In the summer of 1967, Vancouver was the hippie capital of Canada. Bell-bottomed long-hairs tuned in, turned on, and dropped out in Kitsilano's pre-gentrified heritage houses, leafed through newly minted alternative mouthpiece the Georgia Straight, and grooved at the West End's Retinal Circus and the Afterthought nightclub on Love Street (West 4th). In between the Stanley Park Be-In, the Grasstown Smoke-In, and happenings like the Dewdney Trunk Road Pleasure Faire, they supported idealistic causes such as the environment, peace, and women's lib.

Hippies may sometimes be dismissed as deadbeats who did little more than drop acid, but their penchant for activism infected the mainstream and shaped the city we know today, says Joan Seidl, curator of history at the Vancouver Museum.  Parting bead and macramé curtains, she leads a tour through the institution's latest long-term exhibit about Vancouver's recent past, which opened last week.  Titled You Say You Want a Revolution, it chronicles the decade from the mid-'60s to the mid-'70s, when locals learned to speak up for their interests.

We interpret this as a time when Vancouver found its voice, or its voices," Seidl says.  "It's not just the real hard-core types who are protesting. There are society matrons marching on behalf of Stop the Freeway and university students calling for free speech.  In the city's culture, this really falls out in terms of the political process."

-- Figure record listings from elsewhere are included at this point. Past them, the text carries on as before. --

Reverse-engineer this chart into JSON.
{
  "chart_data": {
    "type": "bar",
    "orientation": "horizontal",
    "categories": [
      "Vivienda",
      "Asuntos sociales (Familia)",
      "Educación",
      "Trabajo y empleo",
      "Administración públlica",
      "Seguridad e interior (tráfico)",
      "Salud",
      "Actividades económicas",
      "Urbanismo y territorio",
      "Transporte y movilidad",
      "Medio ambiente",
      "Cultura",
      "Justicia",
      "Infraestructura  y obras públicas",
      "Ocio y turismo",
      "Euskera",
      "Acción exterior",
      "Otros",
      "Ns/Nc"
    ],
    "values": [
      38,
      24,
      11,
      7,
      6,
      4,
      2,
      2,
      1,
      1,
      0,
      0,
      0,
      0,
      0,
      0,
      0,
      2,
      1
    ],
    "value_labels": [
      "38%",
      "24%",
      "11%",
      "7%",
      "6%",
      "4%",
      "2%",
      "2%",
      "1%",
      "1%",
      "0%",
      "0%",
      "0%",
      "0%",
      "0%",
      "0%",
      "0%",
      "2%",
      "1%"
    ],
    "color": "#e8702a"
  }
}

Elected in 1972, young civic politicians from the TEAM slate such as Mike Harcourt and Darlene Marzari started a tradition of public consultation that the city, Seidl believes, still makes an honest effort to honour.  And although most hippie hangouts have disappeared, Vancouver still boasts popular community legacies spawned back then, such as the housing along False Creek's south shore, Granville Island, the folk and children's festivals, and, most significantly, our city-defining lack of a waterfront-obliterating freeway.

Kicking off with a forest of protest signs, the exhibit brings back the era's tastes with poetry by bp nichol and a listening panel of greatest hits by Mock Duck and Seeds of Time.  A re-created hippie pad evokes a typical floor of a dilapidated Arts and Crafts-style home, decorated with psychedelic posters, Sally Ann furniture, and a closet full of authentic knit, patched, and embroidered duds.  Further on, a replica of Greenpeace's first tattered, handmade flag (the original is in the city archives) hangs over a recruitment table, while other displays document the near-destruction of Strathcona by the freeway and various development proposals.

After finding that the museum had only three pieces of jewellery to represent the entire decade, Seidl put out a public call for artifacts last year.  The many donors included one-time founders of Cool Aid, a social-services outfit that helped feed, house, medically treat, and employ the hordes of youth who arrived from all over to buck convention.  Seidl gathered enough quality items to also put away a core collection in the museum's basement.  The hardest thing to find was an intact dial pack of birth-control pills now on display, and she's still looking for the legendary peace-symbol roach clip.

Seidl also compiled a scrapbook for the exhibit, documenting the personal stories of five locals who lived through those heady times.  "I was really pleased to work with people who not only have the stuff but whose memories of how they got it and where they wore it are fully intact and rich with detail," she says, sounding a bit nostalgic.  "I guess what the hippies gave us was the idea that we could question authority and that it was possible to create deep, vast change.  Some of it foundered on the rocks of reality, and aging, and having kids, and all those reality checks.  I still find the energy and optimism of it - the drive - incredibly appealing.”